The safety and scientific validity of this study is the responsibility of the study sponsor and investigators. Listing a study does not mean it has been evaluated by the U.S. Federal Government. Read our disclaimer for details. Identifier: NCT00411151
Recruitment Status : Completed
First Posted : December 13, 2006
Results First Posted : January 14, 2011
Last Update Posted : January 20, 2011
Information provided by:
Johannes Gutenberg University Mainz

Brief Summary:

This trial will be conducted to evaluate the efficacy, safety, and tolerability of sunitinib (sunitinib-malate) as a second-line palliative therapy in metastatic gastric cancer. Despite the efforts in front-line therapy, second-line protocols have not yet been established in randomized clinical trials for those patients. Although many patients are still in good performance status and present with low tumor burden after failure of first-line chemotherapy, they may clearly benefit from second-line treatment. Increasingly more metachronic metastatic patients are urging for new platinum-free therapeutic options due to the fast-growing use of (neo-) adjuvant platin-based protocols.
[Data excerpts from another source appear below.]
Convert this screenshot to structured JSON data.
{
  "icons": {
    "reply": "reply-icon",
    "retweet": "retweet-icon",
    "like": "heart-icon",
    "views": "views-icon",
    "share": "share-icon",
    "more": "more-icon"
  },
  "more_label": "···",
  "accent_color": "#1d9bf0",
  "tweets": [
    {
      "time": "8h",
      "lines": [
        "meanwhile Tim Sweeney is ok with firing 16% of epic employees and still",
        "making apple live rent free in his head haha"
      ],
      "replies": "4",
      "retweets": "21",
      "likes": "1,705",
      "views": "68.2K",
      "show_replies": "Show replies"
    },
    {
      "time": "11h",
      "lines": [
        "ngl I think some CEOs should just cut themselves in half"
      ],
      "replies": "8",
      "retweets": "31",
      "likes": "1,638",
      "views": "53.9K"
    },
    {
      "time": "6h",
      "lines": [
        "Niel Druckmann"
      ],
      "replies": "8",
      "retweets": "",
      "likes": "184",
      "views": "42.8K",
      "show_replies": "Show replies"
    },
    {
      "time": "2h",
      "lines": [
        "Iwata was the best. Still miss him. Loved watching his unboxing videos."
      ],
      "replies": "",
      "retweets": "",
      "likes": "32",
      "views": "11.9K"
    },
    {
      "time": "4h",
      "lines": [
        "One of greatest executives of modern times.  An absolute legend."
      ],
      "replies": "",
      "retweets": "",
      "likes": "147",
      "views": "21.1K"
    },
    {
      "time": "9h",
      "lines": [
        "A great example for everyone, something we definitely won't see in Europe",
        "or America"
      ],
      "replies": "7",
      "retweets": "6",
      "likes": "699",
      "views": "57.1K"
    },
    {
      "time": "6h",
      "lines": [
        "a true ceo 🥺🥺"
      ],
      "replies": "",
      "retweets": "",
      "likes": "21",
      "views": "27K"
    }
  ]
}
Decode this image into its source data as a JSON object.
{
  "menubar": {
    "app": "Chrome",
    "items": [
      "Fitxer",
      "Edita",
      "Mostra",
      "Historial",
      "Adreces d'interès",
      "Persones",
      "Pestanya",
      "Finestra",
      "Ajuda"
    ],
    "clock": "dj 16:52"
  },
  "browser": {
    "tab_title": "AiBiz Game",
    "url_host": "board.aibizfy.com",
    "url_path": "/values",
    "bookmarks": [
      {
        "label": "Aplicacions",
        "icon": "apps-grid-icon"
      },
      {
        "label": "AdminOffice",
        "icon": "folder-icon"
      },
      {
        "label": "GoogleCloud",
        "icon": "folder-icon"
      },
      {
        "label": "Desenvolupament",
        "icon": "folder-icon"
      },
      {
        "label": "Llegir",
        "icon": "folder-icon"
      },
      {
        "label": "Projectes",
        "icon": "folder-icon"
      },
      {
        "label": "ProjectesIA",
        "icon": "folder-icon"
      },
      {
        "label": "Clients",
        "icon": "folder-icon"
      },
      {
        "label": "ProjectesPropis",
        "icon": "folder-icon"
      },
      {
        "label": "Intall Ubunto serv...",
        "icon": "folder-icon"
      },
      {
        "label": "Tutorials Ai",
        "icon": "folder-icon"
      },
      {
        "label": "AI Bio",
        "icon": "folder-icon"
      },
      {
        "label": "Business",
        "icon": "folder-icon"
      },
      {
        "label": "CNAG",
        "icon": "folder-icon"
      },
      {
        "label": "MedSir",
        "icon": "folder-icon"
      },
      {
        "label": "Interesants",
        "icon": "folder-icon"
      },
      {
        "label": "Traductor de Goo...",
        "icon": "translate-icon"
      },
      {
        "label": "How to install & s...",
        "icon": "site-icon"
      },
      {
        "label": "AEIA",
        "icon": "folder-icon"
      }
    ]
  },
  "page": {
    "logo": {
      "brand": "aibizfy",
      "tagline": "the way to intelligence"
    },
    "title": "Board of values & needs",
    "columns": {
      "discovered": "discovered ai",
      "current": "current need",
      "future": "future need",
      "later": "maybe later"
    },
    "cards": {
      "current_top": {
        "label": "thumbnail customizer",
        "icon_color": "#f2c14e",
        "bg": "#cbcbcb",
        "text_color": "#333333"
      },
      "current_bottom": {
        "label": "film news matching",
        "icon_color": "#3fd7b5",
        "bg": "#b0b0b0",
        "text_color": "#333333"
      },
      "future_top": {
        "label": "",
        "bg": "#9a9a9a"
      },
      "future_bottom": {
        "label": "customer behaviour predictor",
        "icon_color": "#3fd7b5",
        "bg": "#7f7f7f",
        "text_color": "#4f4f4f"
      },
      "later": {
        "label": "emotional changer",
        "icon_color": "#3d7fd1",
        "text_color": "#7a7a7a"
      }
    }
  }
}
So far, only sparse data on chemotherapy are available after failure of platin-based protocols. Nearly only irinotecan-containing combinations have properly been analyzed, and produced excellent response rates and survival times of up to 30% and 7.6 months, respectively. However, irinotecan has not been approved yet for this indication. In addition, as irinotecan-containing regimens have been submitted for approval for first-line therapy, second-line regimens in irinotecan-refractory patients have not been evaluated in any trial. Thus, there is an urgent need to establish new second-line treatment options for both, cisplatinum- or irinotecan-combination refractory patients with advanced or metastatic gastric cancer.

Sunitinib inhibits the receptor tyrosine kinases (RTKs) involved in tumor proliferation and angiogenesis, specifically the VEGFR, PDGFR, KIT, FLT-3, and RET. The VEGF pathway has been shown to be a significant factor in metastatic gastric cancer. In gastric carcinoma cells, VEGF ligands and its receptors are definitely involved in the process of tumor progression. KDR and FLT-1 are expressed widely and VEGF stimulated KDR-positive tumor cell growth directly. The ligand VEGF-C has also been shown to be involved in progression of human gastric carcinoma, particularly via lymphangiogenesis. In addition, peritoneal metastases of some cancers such as gastric cancers were largely dependent on VEGF. Therefore, patients with chemo-refractory metastatic gastric cancer might benefit from VEGFR inhibitory therapy with sunitinib.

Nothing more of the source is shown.